There are many types of heaters online. There are also product reviews given on sites... I use an 1000watt electric heater with loft's openings all covered up with plastic sheets just a small vent is open. I don't aim heater at pens/boxes/perches just put it in the middle of the loft heat up the inner temperature.
Many use typical red light heat lamps which also work out well. Some here on PT suggest reptile heat emitters which are an excellent option. You might wanna consider them.
I use thermometer to check the temperature,so I would advice you to do the same...


----------



## Jay3 (May 4, 2008)

I use an oil filled radiator type heater and it works great. You can control how warm it gets. Be careful if using the heat lamps, as many of them contain teflon now, and it lets off a gas that can kill birds. Chicken farmers discovered this when they lost many birds from using the lamps. They also can shatter and start a fire, and people have had that happen. It needs to be a safe heat source, and one that doesn't contain any teflon. You need to check about that, as some of the newer heaters contain that too. Rather than having it on a timer, why not just get one that you can control the temp, and keep it at a reasonable temp, not to warm but not too cold either. Rather than having it warmed, then turning it off, and on again. You can keep it at a very low temp, and keep it there. A steady temp would be better I think.


----------



## ozarkbill (Aug 17, 2008)

My racing homers hatched and raised babies when the temp got down to 7 degrees at night. It had to be warm under the hen to hatch and keep them going. I think heating a loft is more for your peace of mind than for what the birds need.


----------



## hthomas (Aug 7, 2013)

im discovering im gonna need a way to heat it up just to be able to scrape and clean properly, the pigeon waste is literally frozen rock solid on everything


----------



## Jay3 (May 4, 2008)

ozarkbill said:


> My racing homers hatched and raised babies when the temp got down to 7 degrees at night. It had to be warm under the hen to hatch and keep them going. I think heating a loft is more for your peace of mind than for what the birds need.

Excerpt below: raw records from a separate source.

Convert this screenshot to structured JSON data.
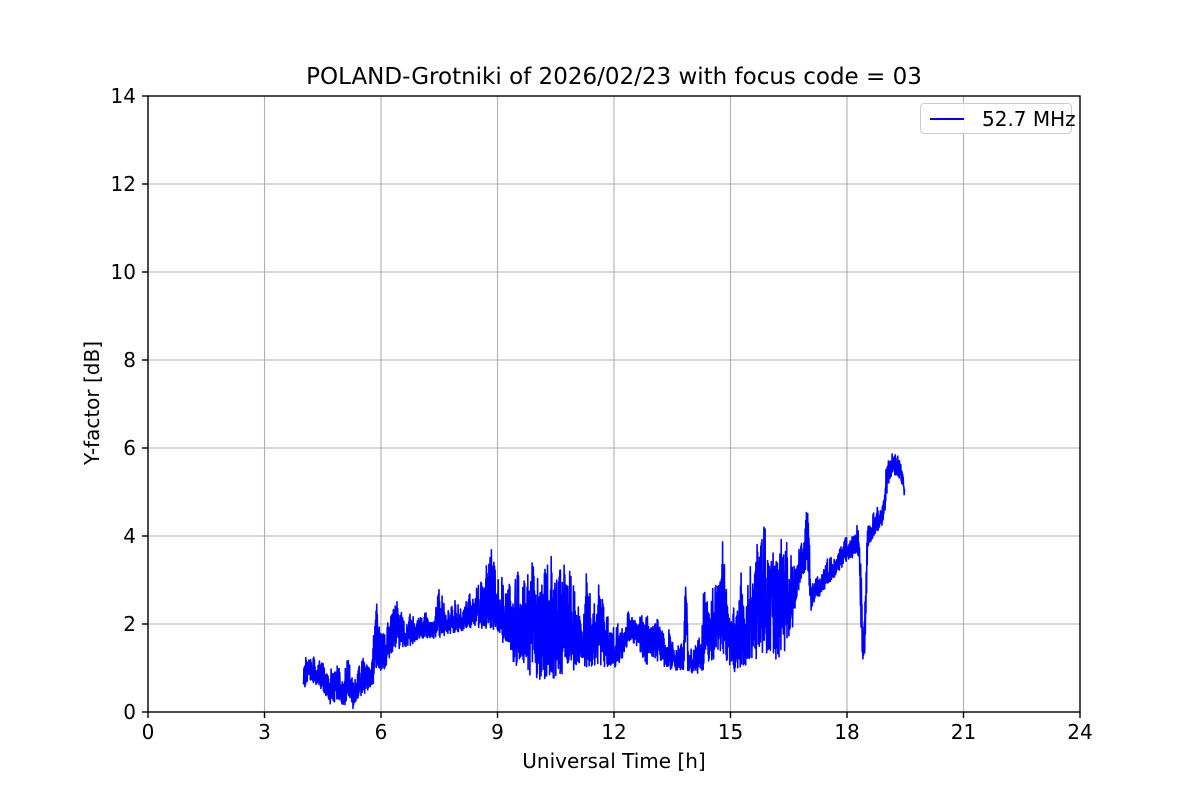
{
  "chart_data": {
    "type": "line",
    "title": "POLAND-Grotniki of 2026/02/23 with focus code = 03",
    "xlabel": "Universal Time [h]",
    "ylabel": "Y-factor [dB]",
    "xlim": [
      0,
      24
    ],
    "ylim": [
      0,
      14
    ],
    "x_ticks": [
      0,
      3,
      6,
      9,
      12,
      15,
      18,
      21,
      24
    ],
    "y_ticks": [
      0,
      2,
      4,
      6,
      8,
      10,
      12,
      14
    ],
    "grid": true,
    "grid_color": "#b0b0b0",
    "background_color": "#ffffff",
    "legend_position": "upper right",
    "series": [
      {
        "name": "52.7 MHz",
        "color": "#0000ff",
        "x_start": 4.0,
        "x_end": 19.48,
        "envelope_format": "[time_h, min_dB, max_dB] — rapidly oscillating noisy signal filling the band between min and max",
        "envelope": [
          [
            4.0,
            0.45,
            1.45
          ],
          [
            4.15,
            0.75,
            1.3
          ],
          [
            4.3,
            0.6,
            1.3
          ],
          [
            4.5,
            0.5,
            1.25
          ],
          [
            4.7,
            0.15,
            1.1
          ],
          [
            4.9,
            0.3,
            1.1
          ],
          [
            5.05,
            0.05,
            0.9
          ],
          [
            5.15,
            0.4,
            1.35
          ],
          [
            5.3,
            0.02,
            0.95
          ],
          [
            5.45,
            0.3,
            1.2
          ],
          [
            5.6,
            0.4,
            1.25
          ],
          [
            5.78,
            0.55,
            1.35
          ],
          [
            5.88,
            1.0,
            3.08
          ],
          [
            5.95,
            0.9,
            1.95
          ],
          [
            6.1,
            0.95,
            1.8
          ],
          [
            6.25,
            1.3,
            2.3
          ],
          [
            6.4,
            1.45,
            2.65
          ],
          [
            6.55,
            1.4,
            2.2
          ],
          [
            6.75,
            1.5,
            2.25
          ],
          [
            6.95,
            1.6,
            2.3
          ],
          [
            7.15,
            1.7,
            2.4
          ],
          [
            7.35,
            1.65,
            2.3
          ],
          [
            7.52,
            1.7,
            2.95
          ],
          [
            7.7,
            1.75,
            2.5
          ],
          [
            7.9,
            1.8,
            2.55
          ],
          [
            8.1,
            1.85,
            2.6
          ],
          [
            8.3,
            1.9,
            2.75
          ],
          [
            8.5,
            1.9,
            3.0
          ],
          [
            8.7,
            1.85,
            3.45
          ],
          [
            8.85,
            1.9,
            3.88
          ],
          [
            9.0,
            1.8,
            3.4
          ],
          [
            9.15,
            1.5,
            3.3
          ],
          [
            9.3,
            1.2,
            3.5
          ],
          [
            9.5,
            1.0,
            3.6
          ],
          [
            9.7,
            1.1,
            3.5
          ],
          [
            9.85,
            0.8,
            3.6
          ],
          [
            10.0,
            0.75,
            3.55
          ],
          [
            10.2,
            0.7,
            3.5
          ],
          [
            10.4,
            0.75,
            3.6
          ],
          [
            10.6,
            0.85,
            3.55
          ],
          [
            10.8,
            0.9,
            3.65
          ],
          [
            11.0,
            0.9,
            3.1
          ],
          [
            11.15,
            1.1,
            2.6
          ],
          [
            11.3,
            1.0,
            3.4
          ],
          [
            11.45,
            1.05,
            2.4
          ],
          [
            11.6,
            1.1,
            3.6
          ],
          [
            11.75,
            1.0,
            2.5
          ],
          [
            11.9,
            1.05,
            2.25
          ],
          [
            12.05,
            0.95,
            2.1
          ],
          [
            12.2,
            1.2,
            2.6
          ],
          [
            12.35,
            1.5,
            2.3
          ],
          [
            12.5,
            1.55,
            2.25
          ],
          [
            12.65,
            1.45,
            2.2
          ],
          [
            12.8,
            0.95,
            2.3
          ],
          [
            12.95,
            1.3,
            2.4
          ],
          [
            13.06,
            1.2,
            2.8
          ],
          [
            13.2,
            1.1,
            2.3
          ],
          [
            13.35,
            0.9,
            2.2
          ],
          [
            13.5,
            0.9,
            1.8
          ],
          [
            13.65,
            0.9,
            1.6
          ],
          [
            13.78,
            0.95,
            1.7
          ],
          [
            13.84,
            1.0,
            3.66
          ],
          [
            13.92,
            0.9,
            1.6
          ],
          [
            14.05,
            0.85,
            1.6
          ],
          [
            14.2,
            0.9,
            1.9
          ],
          [
            14.35,
            1.0,
            3.3
          ],
          [
            14.5,
            1.1,
            2.7
          ],
          [
            14.65,
            1.2,
            3.6
          ],
          [
            14.8,
            1.0,
            4.1
          ],
          [
            14.95,
            1.1,
            3.0
          ],
          [
            15.1,
            0.9,
            2.7
          ],
          [
            15.25,
            1.0,
            3.5
          ],
          [
            15.4,
            1.0,
            2.6
          ],
          [
            15.55,
            1.1,
            3.9
          ],
          [
            15.7,
            1.1,
            4.4
          ],
          [
            15.85,
            1.2,
            4.3
          ],
          [
            16.0,
            1.3,
            4.35
          ],
          [
            16.15,
            1.1,
            4.2
          ],
          [
            16.3,
            1.3,
            4.0
          ],
          [
            16.42,
            1.4,
            4.2
          ],
          [
            16.55,
            1.6,
            3.95
          ],
          [
            16.7,
            2.6,
            3.6
          ],
          [
            16.85,
            3.0,
            4.0
          ],
          [
            16.93,
            3.1,
            4.36
          ],
          [
            17.0,
            3.2,
            4.85
          ],
          [
            17.07,
            2.3,
            3.3
          ],
          [
            17.2,
            2.6,
            3.25
          ],
          [
            17.35,
            2.65,
            3.3
          ],
          [
            17.5,
            2.9,
            3.5
          ],
          [
            17.65,
            3.0,
            3.6
          ],
          [
            17.8,
            3.2,
            3.8
          ],
          [
            17.95,
            3.4,
            4.0
          ],
          [
            18.1,
            3.45,
            4.2
          ],
          [
            18.26,
            3.6,
            4.48
          ],
          [
            18.32,
            3.4,
            4.0
          ],
          [
            18.36,
            1.5,
            3.8
          ],
          [
            18.42,
            1.1,
            1.9
          ],
          [
            18.47,
            1.4,
            3.5
          ],
          [
            18.53,
            3.7,
            4.3
          ],
          [
            18.65,
            3.9,
            4.55
          ],
          [
            18.8,
            4.1,
            4.8
          ],
          [
            18.95,
            4.3,
            5.0
          ],
          [
            19.02,
            4.9,
            5.7
          ],
          [
            19.1,
            5.3,
            5.9
          ],
          [
            19.2,
            5.4,
            5.92
          ],
          [
            19.3,
            5.35,
            5.85
          ],
          [
            19.4,
            5.2,
            5.75
          ],
          [
            19.45,
            4.95,
            5.6
          ],
          [
            19.48,
            4.9,
            5.25
          ]
        ]
      }
    ]
  },
  "legend": {
    "label": "52.7 MHz"
  }
}
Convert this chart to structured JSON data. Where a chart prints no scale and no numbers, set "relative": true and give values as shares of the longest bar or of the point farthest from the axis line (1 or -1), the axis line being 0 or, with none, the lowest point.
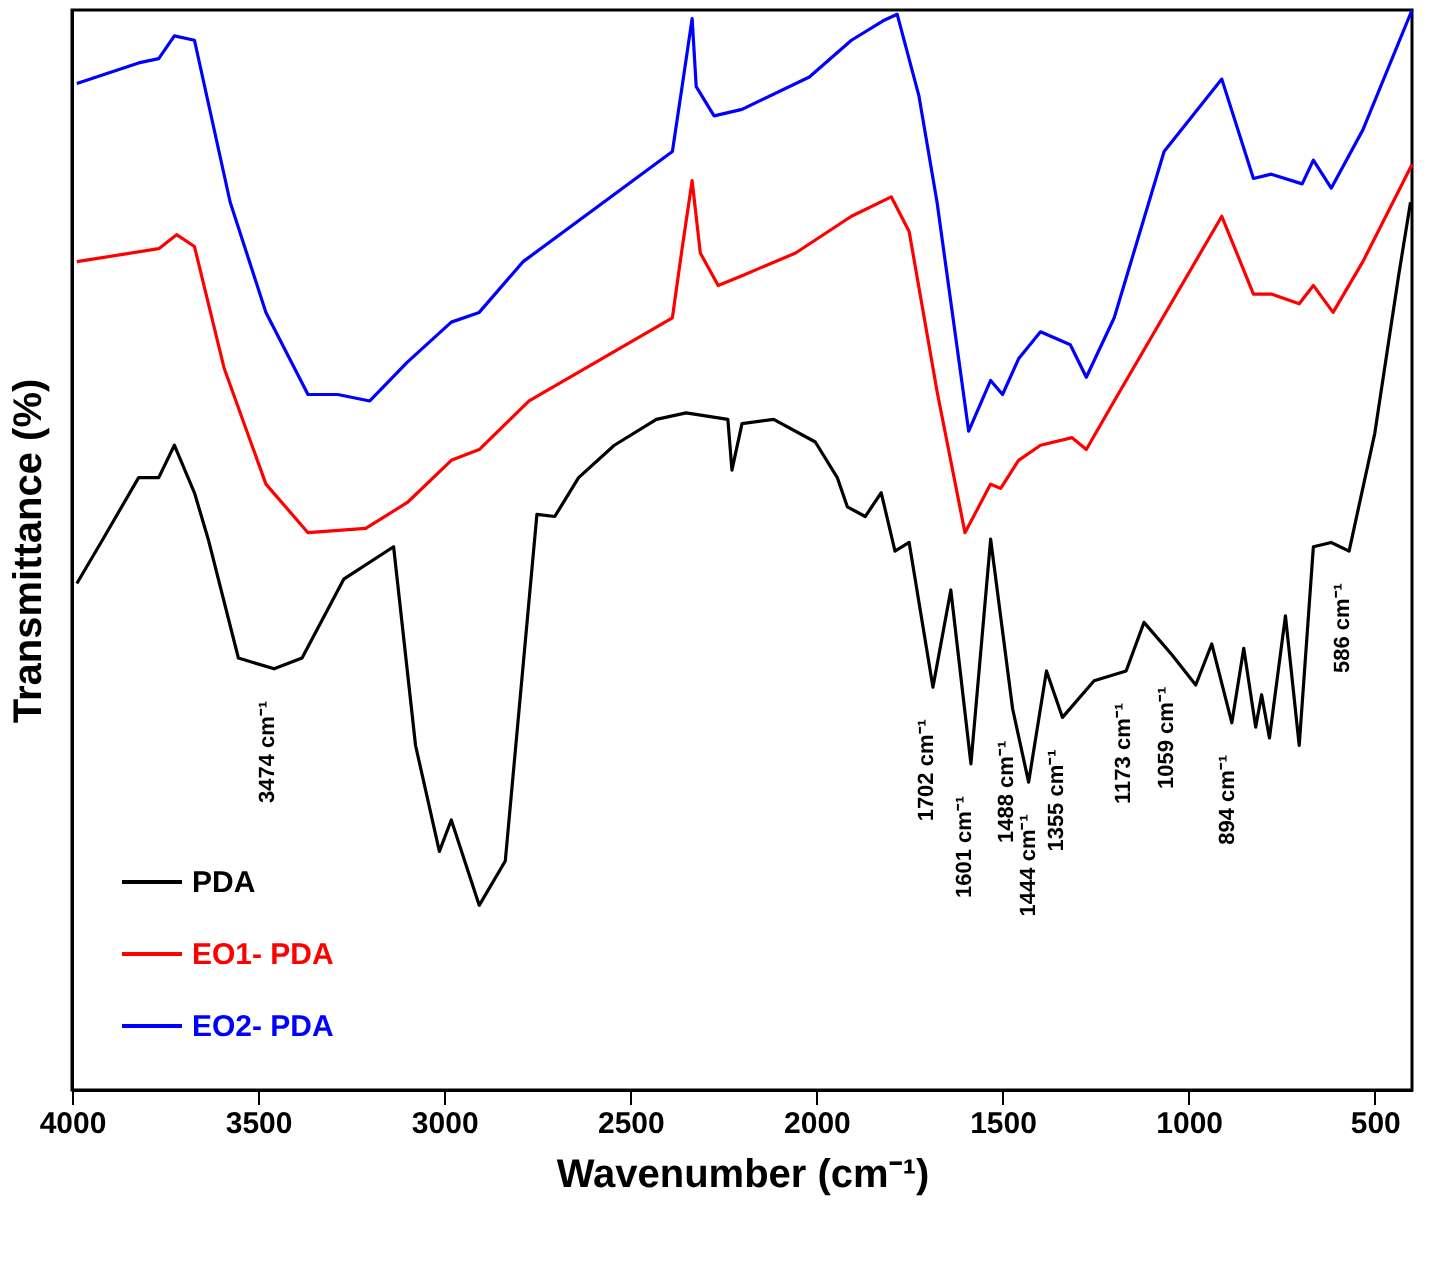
{
  "chart_data": {
    "type": "line",
    "xlabel": "Wavenumber (cm⁻¹)",
    "ylabel": "Transmittance (%)",
    "relative": true,
    "xlim": [
      4000,
      400
    ],
    "xticks": [
      4000,
      3500,
      3000,
      2500,
      2000,
      1500,
      1000,
      500
    ],
    "legend": "bottom left",
    "grid": false,
    "series": [
      {
        "name": "PDA",
        "color": "#000000",
        "x": [
          3987,
          3917,
          3821,
          3767,
          3725,
          3671,
          3634,
          3553,
          3457,
          3382,
          3270,
          3136,
          3077,
          3013,
          2981,
          2906,
          2836,
          2751,
          2703,
          2639,
          2543,
          2430,
          2350,
          2238,
          2227,
          2200,
          2115,
          2003,
          1944,
          1917,
          1869,
          1826,
          1789,
          1751,
          1687,
          1639,
          1585,
          1532,
          1473,
          1430,
          1382,
          1339,
          1254,
          1168,
          1120,
          1045,
          981,
          938,
          884,
          852,
          820,
          804,
          783,
          740,
          703,
          665,
          617,
          569,
          500,
          436,
          404
        ],
        "values": [
          0.469,
          0.51,
          0.567,
          0.567,
          0.597,
          0.553,
          0.51,
          0.4,
          0.39,
          0.4,
          0.473,
          0.503,
          0.319,
          0.221,
          0.25,
          0.171,
          0.212,
          0.533,
          0.531,
          0.567,
          0.597,
          0.621,
          0.627,
          0.621,
          0.574,
          0.617,
          0.621,
          0.6,
          0.567,
          0.54,
          0.531,
          0.553,
          0.499,
          0.507,
          0.373,
          0.463,
          0.302,
          0.51,
          0.353,
          0.285,
          0.388,
          0.345,
          0.379,
          0.388,
          0.433,
          0.403,
          0.375,
          0.413,
          0.34,
          0.409,
          0.336,
          0.366,
          0.326,
          0.439,
          0.319,
          0.503,
          0.507,
          0.499,
          0.608,
          0.754,
          0.822
        ]
      },
      {
        "name": "EO1- PDA",
        "color": "#ff0000",
        "x": [
          3987,
          3767,
          3719,
          3671,
          3591,
          3479,
          3366,
          3211,
          3099,
          2981,
          2906,
          2772,
          2387,
          2361,
          2334,
          2312,
          2264,
          2200,
          2056,
          1906,
          1799,
          1751,
          1676,
          1601,
          1532,
          1505,
          1457,
          1398,
          1313,
          1275,
          1200,
          911,
          826,
          778,
          703,
          665,
          612,
          532,
          400
        ],
        "values": [
          0.767,
          0.779,
          0.792,
          0.781,
          0.668,
          0.561,
          0.516,
          0.52,
          0.544,
          0.583,
          0.593,
          0.638,
          0.715,
          0.779,
          0.842,
          0.775,
          0.745,
          0.754,
          0.775,
          0.809,
          0.827,
          0.795,
          0.647,
          0.516,
          0.561,
          0.557,
          0.583,
          0.597,
          0.604,
          0.593,
          0.638,
          0.809,
          0.737,
          0.737,
          0.728,
          0.745,
          0.72,
          0.767,
          0.857
        ]
      },
      {
        "name": "EO2- PDA",
        "color": "#0000ff",
        "x": [
          3987,
          3821,
          3767,
          3725,
          3671,
          3575,
          3479,
          3366,
          3286,
          3200,
          3099,
          2981,
          2906,
          2788,
          2387,
          2361,
          2334,
          2323,
          2275,
          2200,
          2019,
          1906,
          1821,
          1783,
          1725,
          1676,
          1591,
          1532,
          1500,
          1457,
          1398,
          1318,
          1275,
          1200,
          1066,
          911,
          826,
          778,
          695,
          665,
          617,
          532,
          400
        ],
        "values": [
          0.932,
          0.951,
          0.955,
          0.976,
          0.972,
          0.822,
          0.72,
          0.644,
          0.644,
          0.638,
          0.674,
          0.711,
          0.72,
          0.767,
          0.869,
          0.929,
          0.992,
          0.929,
          0.902,
          0.908,
          0.938,
          0.972,
          0.99,
          0.996,
          0.921,
          0.822,
          0.61,
          0.657,
          0.644,
          0.677,
          0.702,
          0.69,
          0.66,
          0.715,
          0.869,
          0.936,
          0.844,
          0.848,
          0.839,
          0.861,
          0.835,
          0.889,
          1.0
        ]
      }
    ],
    "annotations": [
      {
        "text": "3474 cm⁻¹",
        "x": 3474,
        "y": 0.39
      },
      {
        "text": "1702 cm⁻¹",
        "x": 1702,
        "y": 0.373
      },
      {
        "text": "1601 cm⁻¹",
        "x": 1601,
        "y": 0.302
      },
      {
        "text": "1488 cm⁻¹",
        "x": 1488,
        "y": 0.353
      },
      {
        "text": "1444 cm⁻¹",
        "x": 1444,
        "y": 0.285
      },
      {
        "text": "1355 cm⁻¹",
        "x": 1355,
        "y": 0.345
      },
      {
        "text": "1173 cm⁻¹",
        "x": 1173,
        "y": 0.388
      },
      {
        "text": "1059 cm⁻¹",
        "x": 1059,
        "y": 0.403
      },
      {
        "text": "894 cm⁻¹",
        "x": 894,
        "y": 0.34
      },
      {
        "text": "586 cm⁻¹",
        "x": 586,
        "y": 0.499
      }
    ]
  }
}
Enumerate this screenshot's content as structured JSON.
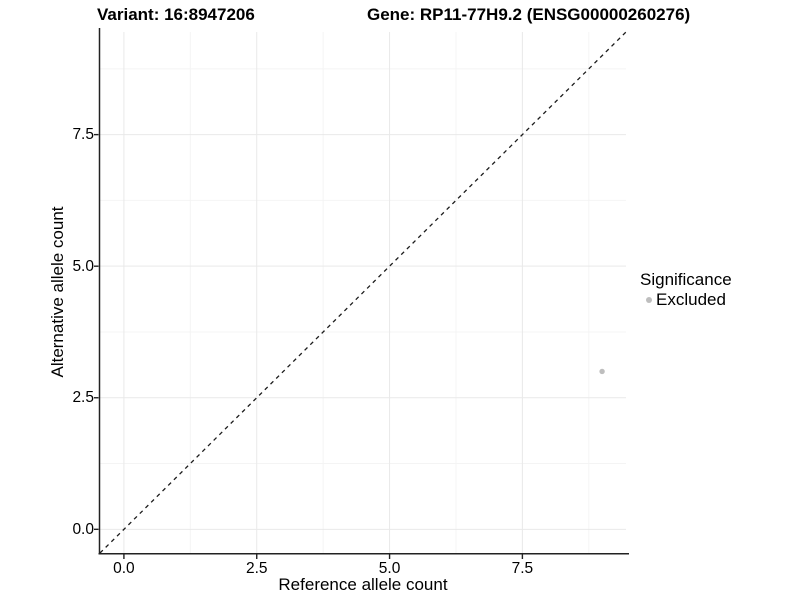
{
  "chart_data": {
    "type": "scatter",
    "titles": {
      "left": "Variant: 16:8947206",
      "right": "Gene: RP11-77H9.2 (ENSG00000260276)"
    },
    "x_axis": {
      "label": "Reference allele count",
      "range": [
        -0.45,
        9.45
      ],
      "tick_values": [
        0,
        2.5,
        5,
        7.5
      ],
      "tick_labels": [
        "0.0",
        "2.5",
        "5.0",
        "7.5"
      ],
      "minor_tick_values": [
        1.25,
        3.75,
        6.25,
        8.75
      ]
    },
    "y_axis": {
      "label": "Alternative allele count",
      "range": [
        -0.45,
        9.45
      ],
      "tick_values": [
        0,
        2.5,
        5,
        7.5
      ],
      "tick_labels": [
        "0.0",
        "2.5",
        "5.0",
        "7.5"
      ],
      "minor_tick_values": [
        1.25,
        3.75,
        6.25,
        8.75
      ]
    },
    "grid": {
      "on": true,
      "major_color": "#e9e9e9",
      "minor_color": "#f4f4f4"
    },
    "axis_color": "#222222",
    "reference_line": {
      "type": "identity",
      "slope": 1,
      "intercept": 0,
      "style": "dashed",
      "color": "#1c1c1c"
    },
    "series": [
      {
        "name": "Excluded",
        "color": "#bebebe",
        "marker": "circle",
        "points": [
          {
            "x": 9,
            "y": 3
          }
        ]
      }
    ],
    "legend": {
      "title": "Significance",
      "position": "right",
      "items": [
        {
          "label": "Excluded",
          "color": "#bebebe",
          "marker": "circle"
        }
      ]
    }
  }
}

I understand what you're saying, but some have had babies freeze in a cold loft. Better to wait to let them breed.


----------



## Jay3 (May 4, 2008)

hthomas said:


> im discovering im gonna need a way to heat it up just to be able to scrape and clean properly, the pigeon waste is literally frozen rock solid on everything


I know what you mean about the frozen droppings. It's like scraping cement. Nearly impossible. I don't know how anyone in the really cold part of the country, does it without heat.


----------



## hthomas (Aug 7, 2013)

im in the 20s all this past week and predicting similiar temps all next week too  gonna have to heat it up some how cant let it pile up for 2 weeks

ive noticed the cold temps makes my birds eat better and has helped speed up thier level of comfort with me

they've been coming right down to eat dont seem to care that im standing right there or moving around in the loft and had 4 birds eat out of my hand this morning, first time having any of them do it since i got birds almost 6 months ago- very rewarding (time flies whne your havin fun!)


----------



## LisaNewTumbler (Jun 24, 2013)

hthomas said:


> im in the 20s all this past week and predicting similiar temps all next week too  gonna have to heat it up some how cant let it pile up for 2 weeks
> 
> ive noticed the cold temps makes my birds eat better and has helped speed up thier level of comfort with me
> 
> they've been coming right down to eat dont seem to care that im standing right there or moving around in the loft and had 4 birds eat out of my hand this morning, first time having any of them do it since i got birds almost 6 months ago- very rewarding (time flies whne your havin fun!)


Hi, are you sure you are feeding them enough for the cold weather?

The fact that they used to be bothered by your presence but now are more focused on the food, feels a little desperate on their part.

I'd imagine they'd be using up a lot more energy keeping themselves warm if the weather is such that the droppings are frozen.


----------



## Jay3 (May 4, 2008)

Yes they need more in the cold weather. Have you added more corn to the diet?


----------



## Jass SamOplay (May 29, 2012)

ozarkbill; said:


> My racing homers hatched and raised babies when the temp got down to 7 degrees at night. It had to be warm under the hen to hatch and keep them going.* I think heating a loft is more for your peace of mind than for what the birds need.*


Yes they may or may not need heat. But why babies freeze? Why birds gather around heat source like my electric heater.


----------



## Ross Howard (Nov 26, 2009)

I use pine shavings on floor start at 2" & add as winter goes on then clean out in spring or if small loft sift crap out with cat litter scoop . Makes coop feel cozier / warmer too . I live in the great white north been doin it forever . Used straw before bagged shavings came on the market .


----------